Rechtbank Zeeland-West-Brabant, 07-02-2024, ECLI:NL:RBZWB:2024:647, 19/3560
Rechtbank Zeeland-West-Brabant, 07-02-2024, ECLI:NL:RBZWB:2024:647, 19/3560
Gegevens
- Instantie
- Rechtbank Zeeland-West-Brabant
- Datum uitspraak
- 7 februari 2024
- Datum publicatie
- 23 februari 2024
- Zaaknummer
- 19/3560
- Relevante informatie
- Art. 8:31 Awb, Art. 8:42 Awb, Art. 25 AWR, Art. 47 AWR, Art. 49 AWR, Art. 52 AWR, Art. 52a AWR
Inhoudsindicatie
Informatiebeschikking / artikel 8:42 Awb (zie ook de uitspraken van de rechtbank van heden in de zaken met zaaknummers 19/3559, 19/3561 en 19/3562) Belanghebbende, een naar Maltees recht opgerichte Ltd., exploiteerde in de onderhavige jaren, met een aantal gelieerde vennootschappen (tezamen belanghebbenden), twee internetcasino’s. De inspecteur heeft, vanwege een vermoeden van Nederlandse belastingplicht, verzocht om de volledige administratie van belanghebbenden. Op enig moment heeft de inspecteur informatiebeschikkingen gegeven.

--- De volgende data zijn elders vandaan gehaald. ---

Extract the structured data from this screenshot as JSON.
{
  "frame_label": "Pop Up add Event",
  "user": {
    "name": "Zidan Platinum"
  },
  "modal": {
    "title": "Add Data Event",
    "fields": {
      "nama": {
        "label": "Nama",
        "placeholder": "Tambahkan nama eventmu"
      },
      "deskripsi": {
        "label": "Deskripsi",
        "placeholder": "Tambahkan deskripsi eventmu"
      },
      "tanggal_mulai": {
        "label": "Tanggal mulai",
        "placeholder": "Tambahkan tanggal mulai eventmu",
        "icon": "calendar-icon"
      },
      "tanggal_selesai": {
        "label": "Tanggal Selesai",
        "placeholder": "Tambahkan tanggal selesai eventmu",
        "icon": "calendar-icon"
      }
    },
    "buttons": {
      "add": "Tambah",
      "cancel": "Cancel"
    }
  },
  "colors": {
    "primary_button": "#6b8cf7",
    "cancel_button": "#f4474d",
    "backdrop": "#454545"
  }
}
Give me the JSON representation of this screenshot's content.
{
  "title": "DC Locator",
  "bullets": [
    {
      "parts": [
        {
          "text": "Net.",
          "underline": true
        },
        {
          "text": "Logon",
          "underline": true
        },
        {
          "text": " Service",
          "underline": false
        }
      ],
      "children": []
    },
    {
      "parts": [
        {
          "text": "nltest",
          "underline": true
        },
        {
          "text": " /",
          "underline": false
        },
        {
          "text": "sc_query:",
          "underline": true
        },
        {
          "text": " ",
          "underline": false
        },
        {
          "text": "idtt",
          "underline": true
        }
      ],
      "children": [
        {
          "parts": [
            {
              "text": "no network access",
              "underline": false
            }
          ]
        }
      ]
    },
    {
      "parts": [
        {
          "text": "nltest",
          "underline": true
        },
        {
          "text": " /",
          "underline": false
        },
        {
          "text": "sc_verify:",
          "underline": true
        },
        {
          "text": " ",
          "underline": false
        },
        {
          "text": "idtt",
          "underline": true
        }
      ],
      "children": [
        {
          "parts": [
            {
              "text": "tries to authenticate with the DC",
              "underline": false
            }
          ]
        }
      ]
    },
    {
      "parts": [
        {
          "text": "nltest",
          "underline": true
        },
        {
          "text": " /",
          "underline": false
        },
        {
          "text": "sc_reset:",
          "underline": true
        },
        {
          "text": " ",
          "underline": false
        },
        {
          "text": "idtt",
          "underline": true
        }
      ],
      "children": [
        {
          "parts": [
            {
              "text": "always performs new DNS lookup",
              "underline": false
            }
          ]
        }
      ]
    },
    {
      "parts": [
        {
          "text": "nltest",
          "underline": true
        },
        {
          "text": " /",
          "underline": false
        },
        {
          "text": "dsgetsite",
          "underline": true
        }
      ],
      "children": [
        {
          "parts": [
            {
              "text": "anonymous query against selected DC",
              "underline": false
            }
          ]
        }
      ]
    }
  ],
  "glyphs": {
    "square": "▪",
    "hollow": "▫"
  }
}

Omdat de inspecteur niet alle op de zaak betrekking hebbende stukken heeft overgelegd, veroordeelt de rechtbank hem, in de zaken van belanghebbenden tezamen, tot betaling van € 10.000 aan proceskosten, bovenop de reguliere proceskostenveroordeling.

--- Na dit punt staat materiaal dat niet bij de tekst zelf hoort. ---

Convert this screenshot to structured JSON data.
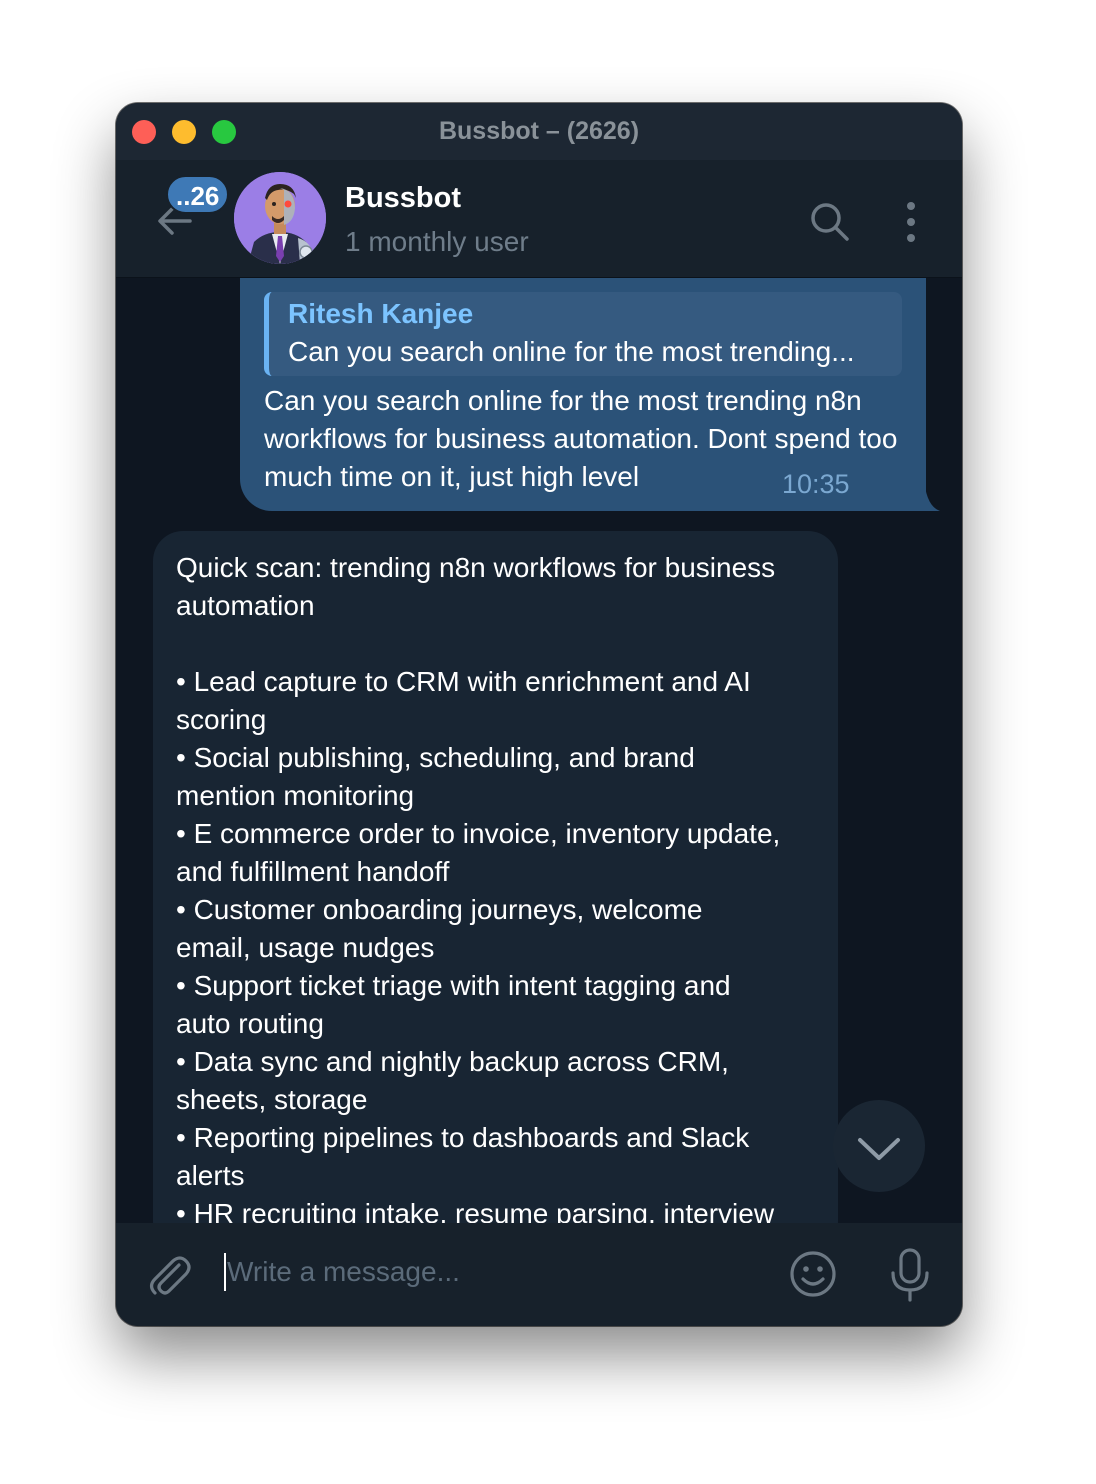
{
  "window": {
    "title": "Bussbot – (2626)"
  },
  "header": {
    "unread_badge": "..26",
    "chat_name": "Bussbot",
    "chat_status": "1 monthly user",
    "icons": {
      "back": "arrow-left-icon",
      "search": "search-icon",
      "more": "more-vertical-icon"
    }
  },
  "messages": {
    "outgoing": {
      "reply_to": {
        "name": "Ritesh Kanjee",
        "preview": "Can you search online for the most trending..."
      },
      "text": "Can you search online for the most trending n8n workflows for business automation. Dont spend too much time on it, just high level",
      "time": "10:35",
      "status": "read"
    },
    "incoming": {
      "lines": [
        "Quick scan: trending n8n workflows for business",
        "automation",
        "",
        "• Lead capture to CRM with enrichment and AI",
        "scoring",
        "• Social publishing, scheduling, and brand",
        "mention monitoring",
        "• E commerce order to invoice, inventory update,",
        "and fulfillment handoff",
        "• Customer onboarding journeys, welcome",
        "email, usage nudges",
        "• Support ticket triage with intent tagging and",
        "auto routing",
        "• Data sync and nightly backup across CRM,",
        "sheets, storage",
        "• Reporting pipelines to dashboards and Slack",
        "alerts",
        "• HR recruiting intake, resume parsing, interview"
      ]
    }
  },
  "composer": {
    "placeholder": "Write a message...",
    "value": ""
  },
  "colors": {
    "window_bg": "#0e1621",
    "header_bg": "#17212b",
    "outgoing_bubble": "#2b5278",
    "incoming_bubble": "#182533",
    "accent": "#6ab3f3",
    "badge": "#3e79b6"
  }
}
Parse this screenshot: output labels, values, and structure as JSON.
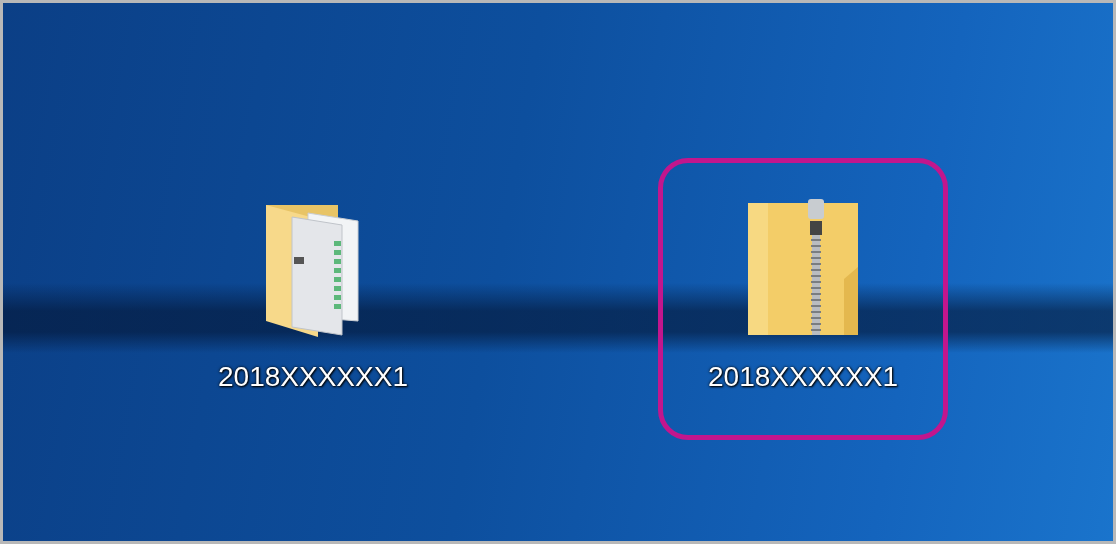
{
  "desktop": {
    "items": [
      {
        "kind": "folder",
        "label": "2018XXXXXX1",
        "highlighted": false
      },
      {
        "kind": "zip",
        "label": "2018XXXXXX1",
        "highlighted": true
      }
    ]
  }
}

De rechtbank is verder van oordeel dat belanghebbende, zolang niet vast staat dat zij in Nederland belastingplichtig is, niet aan de verplichtingen van artikel 52 van de AWR (administratieplicht) hoeft te voldoen. In zoverre wordt de informatiebeschikking vernietigd. Voor zover de informatiebeschikking is gegeven op grond van artikel 47 van de AWR (informatieverplichting), blijft deze in stand, maar blijft de sanctie van omkering en verzwaring van de bewijslast achterwege.
Uitspraak
RECHTBANK ZEELAND-WEST-BRABANT
Zittingsplaats Breda
Belastingrecht
zaaknummer: BRE 19/3560
[belanghebbende] Ltd., gevestigd te [plaats] (Malta), belanghebbende
(gemachtigde: mr. M.C. Hoelen),
en
de inspecteur van de belastingdienst, de inspecteur.
Inleiding
1. In deze uitspraak beoordeelt de rechtbank het beroep van belanghebbende tegen de uitspraak op bezwaar van de inspecteur van 6 juni 2019.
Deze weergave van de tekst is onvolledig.